Industrial Injuries and Diseases (Northern Ireland Old Cases) Act 1975
- Parliament of the United Kingdom
- Long title: An Act to consolidate the Workmen's Compensation (Supplementation) Measures (Northern Ireland) 1966 to 1974 and related enactments.
- Citation: 1975 c. 17
- Territorial extent: Northern Ireland

Dates
- Royal assent: 20 March 1975
- Commencement: 6 April 1975
- Repealed: 1 July 1992

Other legislation
- Repealed by: Social Security (Consequential Provisions) (Northern Ireland) Act 1992
- Relates to: Social Security Act 1975; Social Security (Northern Ireland) Act 1975; Industrial Injuries and Diseases (Old Cases) Act 1975; Social Security (Consequential Provisions) Act 1975;

Status: Repealed

Text of statute as originally enacted

= Industrial Injuries and Diseases (Northern Ireland Old Cases) Act 1975 =

Act of the Parliament of the United Kingdom

The Industrial Injuries and Diseases (Northern Ireland Old Cases) Act 1975 (c. 17) was an act of the Parliament of the United Kingdom that consolidated enactments related to the supplementation of workmen's compensation in Northern Ireland.

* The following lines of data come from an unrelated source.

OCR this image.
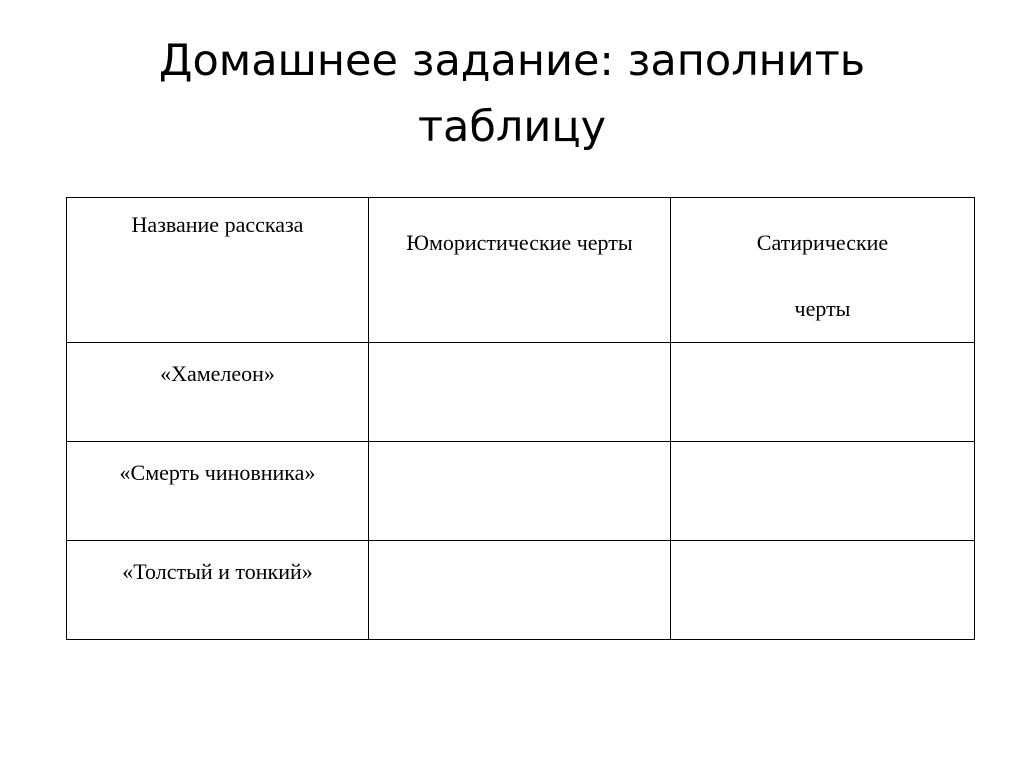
Домашнее задание: заполнить таблицу
Название рассказа	Юмористические черты	Сатирические черты

«Хамелеон»		
«Смерть чиновника»		
«Толстый и тонкий»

The Industrial Injuries and Diseases (Old Cases) Act 1975 made equivalent provisions for England and Wales and Scotland.

The enactments consolidated by this act were repealed by the Social Security (Consequential Provisions) Act 1975.

== Subsequent developments ==
The whole act was repealed by section 3(1) of, and schedule 1 to, the Social Security (Consequential Provisions) (Northern Ireland) Act 1992, which came into force on 1 July 1992.